Gesundheitsministerium gibt einheitliche Quarantäneregeln für Schulen vor  
Leihgeräte für Lehrkräfte: Dienstherr lehnt Versicherung ab – Zu dienstlichen Zwecken genutzte Privatgeräte weiterhin steuerlich absetzbar

In Anlehnung an die neue Corona-Bekämpfungsverordnung wurde die nun elfte Fassung des Hygieneplan-Corona für die Schulen in Rheinland-Pfalz in Kraft gesetzt. Eine Maskenpflicht im Unterricht gibt es somit künftig erst ab Warnstufe 2. Damit diese ausgerufen wird, muss bei mindestens zwei der Leitindikatoren (7-Tage-Inzidenz, Hospitalisierungsinzidenz und Intensivbettenbelegung) der Schwellenwert an drei aufeinander folgenden Tagen überschritten sein. Die 7-Tage-Inzidenz allein reicht von nun an deshalb nicht, um beispielsweise zur Maskenpflicht im Unterricht zurückzukehren. Auf der Internetseite der ADD soll unter CORONA - SCHULEN add.rlp.de ab 13.09. eine Überblickseite über die Gefahrenstufen der Landkreise und kreisfreien Städte veröffentlicht werden.   
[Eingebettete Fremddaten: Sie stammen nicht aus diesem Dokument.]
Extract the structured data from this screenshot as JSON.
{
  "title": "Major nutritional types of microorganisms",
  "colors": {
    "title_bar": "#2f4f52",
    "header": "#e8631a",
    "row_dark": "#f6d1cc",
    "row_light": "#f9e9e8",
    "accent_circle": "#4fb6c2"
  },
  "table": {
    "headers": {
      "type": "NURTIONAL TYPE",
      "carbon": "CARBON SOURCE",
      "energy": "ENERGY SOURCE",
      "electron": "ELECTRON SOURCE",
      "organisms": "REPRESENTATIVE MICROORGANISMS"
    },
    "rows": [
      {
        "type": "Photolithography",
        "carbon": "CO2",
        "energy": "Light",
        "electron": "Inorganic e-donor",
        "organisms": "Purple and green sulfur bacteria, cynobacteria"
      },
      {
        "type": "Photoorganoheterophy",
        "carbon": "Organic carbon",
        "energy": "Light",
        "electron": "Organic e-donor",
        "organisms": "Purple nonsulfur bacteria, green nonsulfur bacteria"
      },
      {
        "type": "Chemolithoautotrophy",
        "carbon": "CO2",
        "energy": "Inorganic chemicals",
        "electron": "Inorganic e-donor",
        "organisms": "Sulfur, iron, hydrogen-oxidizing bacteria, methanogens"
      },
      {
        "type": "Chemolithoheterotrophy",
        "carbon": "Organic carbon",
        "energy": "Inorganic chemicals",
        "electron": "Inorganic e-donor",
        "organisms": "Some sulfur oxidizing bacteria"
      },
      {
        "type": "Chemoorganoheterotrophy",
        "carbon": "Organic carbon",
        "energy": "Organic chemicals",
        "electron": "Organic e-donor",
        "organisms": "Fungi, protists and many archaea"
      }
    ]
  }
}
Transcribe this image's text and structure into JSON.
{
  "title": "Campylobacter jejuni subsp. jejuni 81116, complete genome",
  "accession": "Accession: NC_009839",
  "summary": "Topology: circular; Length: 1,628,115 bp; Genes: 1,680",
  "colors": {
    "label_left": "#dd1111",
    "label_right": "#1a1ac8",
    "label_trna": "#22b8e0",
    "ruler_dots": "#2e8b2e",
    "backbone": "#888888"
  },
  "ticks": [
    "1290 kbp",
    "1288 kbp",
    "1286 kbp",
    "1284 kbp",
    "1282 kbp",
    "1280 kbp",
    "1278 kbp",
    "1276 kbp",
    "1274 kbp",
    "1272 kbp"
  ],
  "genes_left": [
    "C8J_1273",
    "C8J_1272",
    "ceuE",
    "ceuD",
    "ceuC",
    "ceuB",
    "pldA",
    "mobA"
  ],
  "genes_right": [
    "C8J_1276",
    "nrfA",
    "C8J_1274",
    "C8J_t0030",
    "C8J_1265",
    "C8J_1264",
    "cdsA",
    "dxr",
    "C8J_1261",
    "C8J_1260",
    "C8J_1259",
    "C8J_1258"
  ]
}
An der Corona-Testpflicht an Schulen wird für Nichtgeimpfte und Nichtgenesene weiterhin festgehalten. Juristisch geklärt werden muss jedoch noch der Umgang mit Testverweigerern unter den Schülerinnen und Schülern. Der VLW lehnt eine

dauerhafte Beschulung dieser Personen zu Hause ohne adäquate Kompensation der zusätzlichen Arbeit ab.
Bei den Quarantäneregeln für erkrankte Schülerinnen und Schüler und Lehrkräfte sowie Personen in deren näheren Umfeld gelten künftig einheitliche Kriterien. Der VLW hatte kritisiert, dass es bislang zwischen den einzelnen Gesundheitsämtern oftmals abweichende Regelungen gab, was zu Irritationen führte. Sollte sich eine Person an der Schule mit Corona infizieren, dann muss sich von nun an nur noch die infizierte Person selbst in Quarantäne begeben. Diejenigen Schülerinnen und Schüler und Lehrkräfte der Klasse, die weder geimpft noch genesen sind, müssen sich an den folgenden fünf Schultagen täglich testen.  
Der VLW kritisiert, dass geimpfte und genesene Lehrkräfte aus Kostengründen keinen Anspruch auf Selbsttests an der Schule haben. Insbesondere vor dem Hintergrund, dass zunehmend von Impfdurchbrüchen berichtet wird und dass auch Geimpfte und Genesene ansteckend sein können, hält der VLW dies für ein Sparen an der falschen Stelle. Weiterhin kritisiert der VLW aufgrund von Zweifeln an der Zuverlässigkeit, dass Schülerinnen und Schüler ihre Selbsttests zuhause durchführen dürfen. Dies muss zumindest für den genannten 5-Tages-Zeitraum aufgehoben werden.             
Bezüglich der digitalen Leihgeräte für Lehrkräfte wurde der Hauptpersonalrat vom Ministerium darüber informiert, dass es von Seite des Dienstherrn keine Geräteversicherung geben wird. Hier liegt somit die Verantwortung bei den Lehrkräften, falls ein Gerät verloren geht, gestohlen oder beschädigt wird. Der VLW fordert, die Kolleginnen und Kollegen, soweit kein Vorsatz vorliegt, aus der Haftung für die genannten Risiken zu entlassen.            
Begrüßt wurde vom VLW die Information des Finanzministeriums, das zu dienstlichen Zwecken genutzte, private digitale Geräte auch dann steuerlich als Werbungskosten angesetzt werden können, wenn ein Leihgerät der Schule in Anspruch genommen wird. Die Verwendung des privat angeschafften Gerätes muss allerdings entsprechend begründet werden. Die Anerkennung wird als Ergebnis einer Einzelfallprüfung vorgenommen. Der VLW fordert, dass hierfür keine zu hohen Hürden der Finanzverwaltung aufgestellt werden.